The implicit message that The Daily Mirror sends forth is that
happiness is attainable, but it is transitory. It is so fleeting,
in fact, that if we are not keenly alert to it, not sufficiently
receptive, we will miss it without knowing that it has come and gone.
Happiness is feather-light, ephemeral, a dust that fails to settle. Yet,
Lehman suggests, it can nevertheless be deeply experienced. The point is
not to ignore its fleeting manifestations, the small kindnesses and
gratitudes given and received. It is in the hesitancy with which this
fragile thesis is set forth that the full charm of these poems lies:
& here comes a thin old man swaddled in scarves, he must be
seventy-five, walking slowly, and in his mind there is a young man
dancing, maybe seventeen years old, on a June evening he is
that young man, I can tell, watching him walk
"January 31"
Love is likewise assured, but likewise momentary, suspended in the
present. In lines reminiscent of Paul Reverdy's poem, "Pour le moment"

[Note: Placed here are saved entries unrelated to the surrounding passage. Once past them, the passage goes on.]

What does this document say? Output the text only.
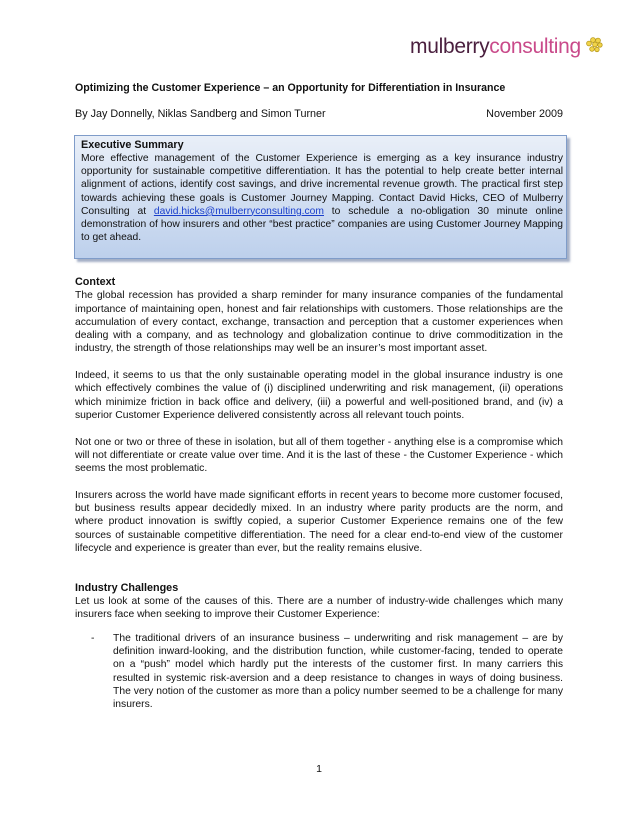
mulberryconsulting
Optimizing the Customer Experience – an Opportunity for Differentiation in Insurance
By Jay Donnelly, Niklas Sandberg and Simon Turner	November 2009
Executive Summary
More effective management of the Customer Experience is emerging as a key insurance industry opportunity for sustainable competitive differentiation. It has the potential to help create better internal alignment of actions, identify cost savings, and drive incremental revenue growth. The practical first step towards achieving these goals is Customer Journey Mapping. Contact David Hicks, CEO of Mulberry Consulting at david.hicks@mulberryconsulting.com to schedule a no-obligation 30 minute online demonstration of how insurers and other “best practice” companies are using Customer Journey Mapping to get ahead.
Context

The global recession has provided a sharp reminder for many insurance companies of the fundamental importance of maintaining open, honest and fair relationships with customers. Those relationships are the accumulation of every contact, exchange, transaction and perception that a customer experiences when dealing with a company, and as technology and globalization continue to drive commoditization in the industry, the strength of those relationships may well be an insurer’s most important asset.

Indeed, it seems to us that the only sustainable operating model in the global insurance industry is one which effectively combines the value of (i) disciplined underwriting and risk management, (ii) operations which minimize friction in back office and delivery, (iii) a powerful and well-positioned brand, and (iv) a superior Customer Experience delivered consistently across all relevant touch points.

Not one or two or three of these in isolation, but all of them together - anything else is a compromise which will not differentiate or create value over time. And it is the last of these - the Customer Experience - which seems the most problematic.

Insurers across the world have made significant efforts in recent years to become more customer focused, but business results appear decidedly mixed. In an industry where parity products are the norm, and where product innovation is swiftly copied, a superior Customer Experience remains one of the few sources of sustainable competitive differentiation. The need for a clear end-to-end view of the customer lifecycle and experience is greater than ever, but the reality remains elusive.

Industry Challenges

Let us look at some of the causes of this. There are a number of industry-wide challenges which many insurers face when seeking to improve their Customer Experience:

-	The traditional drivers of an insurance business – underwriting and risk management – are by definition inward-looking, and the distribution function, while customer-facing, tended to operate on a “push” model which hardly put the interests of the customer first. In many carriers this resulted in systemic risk-aversion and a deep resistance to changes in ways of doing business. The very notion of the customer as more than a policy number seemed to be a challenge for many insurers.
1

(particularly its final line, "C'est aujourd'hui que je vous aime"It's
today that I love you), Lehman writes:
... a winter storm is coming midweek I'll worry about it
later for now the only storm I want to think about is your
golden hair
"March 17"
... but we're too busy kissing to notice or care failure is not a
possibility I like what's in your basket
"July 11"
The very mode in which these poems were written parallels the thesis
that Lehman tentatively proposes. Writing a poem a day is a way of using
the material that lies at hand, what the day really consists of;
furthermore, the process elicits "a willingness to take chances... You
may as well try anything," as Lehman writes in his introduction. Rather
than scorn the small, the ordinary, the "everyday," Lehman delves into
it, gleaning what there is to be had; in fact, redefining it, so that
each day does provide cause for celebration, an occasion for poetry:
Some people confuse inspiration with lightning not me I know it
comes from the lungs and air you breathe it in you breathe it out
it circulates
"January 1"
Finally,The Daily Mirror
brings to mind the many meanings of the word "fix": (1.) To tinker with
something until it is made right; (2.) to become obsessed or fixated, or
(3.) a quantity sufficient to keep one temporarily sated. Each of these
meanings is explanatory of The Daily Mirror.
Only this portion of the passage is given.